とかくメンバーには「リーダーは何でもできる人」という潜在的な意識が生じがちです。リーダーが「あなたはまだ新人だからそういうこと言わない方が良い」と促すと、リーダーのリーダーシップが全てとなり、フォロワーとしてのリーダーシップは消え去ります。フォロワーのリーダーシップが消えるということは、現場で何か問題が生じた時に率先してその状況を把握して皆で共有しようと動いたり、問題解決のために周りに自ら働きかけたり、というメンバー一人ひとりの問題解決力が低下するということです。結果として、「何か問題が起きたらリーダーが動いてくれる」という意識構造ができてしまいます。

だからこそ、リーダーが“フォロワーのリーダーシップ”の発揮をフォローする(促す)ことが重要なのです。そのためには、常にそれを示し続けないといけません。現場の情報を共有する意味・目的、リーダーである自分が助けてほしいこと・大切にしていること、なぜそれが大切だと感じるのかの経験値等。

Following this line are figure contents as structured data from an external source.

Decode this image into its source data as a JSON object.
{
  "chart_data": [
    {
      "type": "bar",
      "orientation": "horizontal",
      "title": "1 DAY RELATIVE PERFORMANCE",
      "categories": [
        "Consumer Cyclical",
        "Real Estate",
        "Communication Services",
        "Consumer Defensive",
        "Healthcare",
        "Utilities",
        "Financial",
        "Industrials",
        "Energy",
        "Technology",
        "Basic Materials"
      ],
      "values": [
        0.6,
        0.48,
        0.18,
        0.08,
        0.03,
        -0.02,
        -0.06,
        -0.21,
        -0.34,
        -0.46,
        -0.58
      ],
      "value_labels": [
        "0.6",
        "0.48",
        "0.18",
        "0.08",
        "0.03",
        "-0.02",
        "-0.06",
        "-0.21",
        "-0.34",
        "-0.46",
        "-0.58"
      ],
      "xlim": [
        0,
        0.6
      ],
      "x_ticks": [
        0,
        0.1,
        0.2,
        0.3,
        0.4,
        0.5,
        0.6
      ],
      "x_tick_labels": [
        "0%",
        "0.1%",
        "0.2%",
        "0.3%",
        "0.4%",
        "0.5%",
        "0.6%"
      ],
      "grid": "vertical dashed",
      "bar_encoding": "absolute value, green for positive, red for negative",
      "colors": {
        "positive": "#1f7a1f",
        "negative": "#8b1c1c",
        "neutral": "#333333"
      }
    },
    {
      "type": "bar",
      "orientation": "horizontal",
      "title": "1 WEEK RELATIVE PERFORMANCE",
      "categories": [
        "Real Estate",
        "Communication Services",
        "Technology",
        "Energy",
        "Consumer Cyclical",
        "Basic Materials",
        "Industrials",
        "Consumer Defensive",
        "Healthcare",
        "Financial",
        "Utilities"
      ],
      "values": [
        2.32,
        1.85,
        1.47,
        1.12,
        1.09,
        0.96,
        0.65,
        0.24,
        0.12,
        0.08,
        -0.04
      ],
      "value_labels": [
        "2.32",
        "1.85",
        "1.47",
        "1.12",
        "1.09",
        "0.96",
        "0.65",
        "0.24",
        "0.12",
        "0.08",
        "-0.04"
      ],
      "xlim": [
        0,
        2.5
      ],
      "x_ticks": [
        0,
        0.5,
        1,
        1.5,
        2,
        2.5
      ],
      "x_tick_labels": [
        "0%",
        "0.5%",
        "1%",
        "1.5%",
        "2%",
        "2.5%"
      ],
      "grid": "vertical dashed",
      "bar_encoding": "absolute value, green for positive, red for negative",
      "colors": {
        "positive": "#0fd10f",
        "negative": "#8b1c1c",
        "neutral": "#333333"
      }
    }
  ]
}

それをリーダー自らが語り続け、謙虚に弱さを見せていくことから、フォロワー自身も語ることを促す空気感をつくることができるのです。

 

若手世代とのコミュニケーションについて考えるとき、まずは1on1ミーティングやメンター制度等を利用して、積極的に対話の機会を設け、“どんな価値観を大切にしているのか”“この組織で何を実現したいのか”といった考え方を知っていくことが大切です。そして、EX(社員体験価値)や心理的安全性の考え方を踏まえて、一人ひとりのキャリアのあり方に焦点を当てつつ、施策を回していく必要があります。

そのためには、“語り(ナラティブ)”を大切にした組織風土をつくることも重要です。責めるのではなく“聴く”“促す”という姿勢をもって、リーダー自身が語り続けることで、メンバー自身も安心・安全な空気感のもとで語ることができるのです。